Chan-Byoung Chae (S’06-M’09-SM’12-F’21) is an Underwood Distinguished Professor in the School of Integrated Technology, Yonsei University, Korea. Before joining Yonsei University, he was with Bell Labs, Alcatel-Lucent, Murray Hill, NJ, USA from 2009 to 2011, as a Member of Technical Staff, and Harvard University, Cambridge, MA, USA from 2008 to 2009, as a Postdoctoral Research Fellow. He received his Ph.D. degree in Electrical Computer Engineering from The University of Texas at Austin in 2008. Prior to joining UT, he was a Research Engineer at the Telecommunications RD Center, Samsung Electronics, Suwon, Korea, from 2001 to 2005. He is now an Editor-in-Chief of the IEEE Trans. Molecular, Biological, and Multi-scale Communications and a Senior Editor of the IEEE Wireless Communications Letters. He has served/serves as an Editor for the IEEE Communications Magazine (2016-present), the IEEE Trans. on Wireless Communications (2012-2017), and the IEEE Wireless Communications Letters (2016-present).
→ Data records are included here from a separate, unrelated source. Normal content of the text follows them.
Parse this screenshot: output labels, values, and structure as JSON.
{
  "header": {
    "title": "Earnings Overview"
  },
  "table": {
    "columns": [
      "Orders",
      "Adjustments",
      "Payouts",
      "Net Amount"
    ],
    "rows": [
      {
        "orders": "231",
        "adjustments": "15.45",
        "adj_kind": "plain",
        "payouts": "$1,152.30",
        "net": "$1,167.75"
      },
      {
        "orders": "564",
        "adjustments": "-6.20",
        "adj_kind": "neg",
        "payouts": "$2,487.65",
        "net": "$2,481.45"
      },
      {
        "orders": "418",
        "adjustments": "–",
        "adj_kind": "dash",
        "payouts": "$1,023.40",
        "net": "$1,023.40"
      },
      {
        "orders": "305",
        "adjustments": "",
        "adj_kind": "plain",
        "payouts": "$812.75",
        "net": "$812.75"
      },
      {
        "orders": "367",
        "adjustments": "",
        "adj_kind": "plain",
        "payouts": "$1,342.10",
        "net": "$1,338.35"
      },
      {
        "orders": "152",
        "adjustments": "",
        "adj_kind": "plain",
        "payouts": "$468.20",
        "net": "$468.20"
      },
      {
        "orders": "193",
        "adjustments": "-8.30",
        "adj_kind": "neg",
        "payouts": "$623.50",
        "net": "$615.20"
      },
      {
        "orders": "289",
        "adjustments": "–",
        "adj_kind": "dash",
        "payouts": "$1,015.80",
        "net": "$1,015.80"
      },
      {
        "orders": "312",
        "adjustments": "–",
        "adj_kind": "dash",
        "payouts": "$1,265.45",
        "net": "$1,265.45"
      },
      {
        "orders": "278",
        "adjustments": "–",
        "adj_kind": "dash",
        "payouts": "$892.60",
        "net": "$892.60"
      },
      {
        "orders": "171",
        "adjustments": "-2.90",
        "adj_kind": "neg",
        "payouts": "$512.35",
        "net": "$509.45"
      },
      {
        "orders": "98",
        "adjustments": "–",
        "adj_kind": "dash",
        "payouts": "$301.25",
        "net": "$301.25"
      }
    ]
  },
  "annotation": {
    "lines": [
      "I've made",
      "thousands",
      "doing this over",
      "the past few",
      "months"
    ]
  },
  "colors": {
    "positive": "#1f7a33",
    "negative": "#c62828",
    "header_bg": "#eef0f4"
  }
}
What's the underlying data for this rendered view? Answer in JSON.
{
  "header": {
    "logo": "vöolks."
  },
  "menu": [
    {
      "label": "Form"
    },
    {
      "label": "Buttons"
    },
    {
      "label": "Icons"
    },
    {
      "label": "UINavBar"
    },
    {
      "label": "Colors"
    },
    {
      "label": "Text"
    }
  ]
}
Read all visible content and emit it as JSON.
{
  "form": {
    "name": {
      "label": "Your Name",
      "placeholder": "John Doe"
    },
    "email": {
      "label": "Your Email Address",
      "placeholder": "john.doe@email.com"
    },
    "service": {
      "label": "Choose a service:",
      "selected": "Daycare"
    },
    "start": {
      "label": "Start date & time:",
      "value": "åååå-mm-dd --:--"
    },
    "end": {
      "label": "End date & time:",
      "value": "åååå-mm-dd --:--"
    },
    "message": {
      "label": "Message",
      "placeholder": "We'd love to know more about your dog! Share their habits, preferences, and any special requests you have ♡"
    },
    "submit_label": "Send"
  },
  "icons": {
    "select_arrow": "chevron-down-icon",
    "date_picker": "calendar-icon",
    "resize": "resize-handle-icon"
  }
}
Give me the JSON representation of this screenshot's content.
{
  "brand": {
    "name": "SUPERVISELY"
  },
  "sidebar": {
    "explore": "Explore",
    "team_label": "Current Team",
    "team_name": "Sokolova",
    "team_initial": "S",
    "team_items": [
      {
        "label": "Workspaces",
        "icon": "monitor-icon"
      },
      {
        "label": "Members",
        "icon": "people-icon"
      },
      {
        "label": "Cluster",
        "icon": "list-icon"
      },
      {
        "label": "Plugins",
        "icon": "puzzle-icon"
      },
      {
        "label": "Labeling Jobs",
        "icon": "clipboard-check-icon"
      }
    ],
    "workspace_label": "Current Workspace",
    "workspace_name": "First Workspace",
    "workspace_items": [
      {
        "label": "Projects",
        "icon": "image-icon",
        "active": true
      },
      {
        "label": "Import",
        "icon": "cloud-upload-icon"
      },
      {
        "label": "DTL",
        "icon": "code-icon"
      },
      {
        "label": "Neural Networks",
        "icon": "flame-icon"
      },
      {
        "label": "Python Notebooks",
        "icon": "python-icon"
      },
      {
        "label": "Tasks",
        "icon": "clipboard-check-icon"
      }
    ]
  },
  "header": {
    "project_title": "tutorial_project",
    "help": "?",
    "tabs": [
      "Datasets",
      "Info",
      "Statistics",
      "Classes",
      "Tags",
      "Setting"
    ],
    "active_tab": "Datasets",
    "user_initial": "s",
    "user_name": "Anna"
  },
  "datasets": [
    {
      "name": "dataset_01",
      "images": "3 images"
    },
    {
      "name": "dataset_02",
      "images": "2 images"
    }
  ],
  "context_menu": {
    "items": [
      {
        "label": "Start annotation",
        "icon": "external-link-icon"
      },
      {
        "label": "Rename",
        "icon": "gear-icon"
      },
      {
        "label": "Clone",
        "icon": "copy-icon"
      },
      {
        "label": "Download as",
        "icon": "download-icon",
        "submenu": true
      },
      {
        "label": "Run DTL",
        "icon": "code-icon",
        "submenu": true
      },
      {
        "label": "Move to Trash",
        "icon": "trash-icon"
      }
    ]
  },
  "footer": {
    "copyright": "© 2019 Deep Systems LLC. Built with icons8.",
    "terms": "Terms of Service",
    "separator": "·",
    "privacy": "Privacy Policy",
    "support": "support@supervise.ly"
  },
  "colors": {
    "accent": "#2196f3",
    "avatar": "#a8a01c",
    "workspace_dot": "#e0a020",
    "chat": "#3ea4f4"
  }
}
He is an IEEE ComSoc Distinguished Lecturer for the term 2020-2021 and 2022-2023. He was the recipient/co-recipient of the CES Innovation Award in 2023, the IEEE ICC Best Demo Award in 2022, the IEEE WCNC Best Demo Award in 2020, the Best Young Engineer Award from the National Academy of Engineering of Korea (NAEK) in 2019, the IEEE DySPAN Best Demo Award in 2018, the IEEE/KICS Journal of Communications and Networks Best Paper Award in 2018, the IEEE INFOCOM Best Demo Award in 2015, the IEIE/IEEE Joint Award for Young IT Engineer of the Year in 2014, the KICS Haedong Young Scholar Award in 2013, the IEEE Signal Processing Magazine Best Paper Award in 2013, the IEEE ComSoc AP Outstanding Young Researcher Award in 2012, the IEEE VTS Dan. E. Noble Fellowship Award in 2008.


Robert Schober

Robert Schober (S’98 - M’01 - SM’08 - F’10) received the Diplom (Univ.) and the Ph.D. degrees in Electrical Engineering from Friedrich-Alexander University of Erlangen-Nuremberg (FAU), Germany, in 1997 and 2000, respectively. From 2002 to 2011, he was a Professor and Canada Research Chair at the University of British Columbia (UBC), Vancouver, Canada. Since January 2012 he is an Alexander von Humboldt Professor and the Chair for Digital Communication at FAU. His research interests fall into the broad areas of communication theory, wireless communications, and statistical signal processing.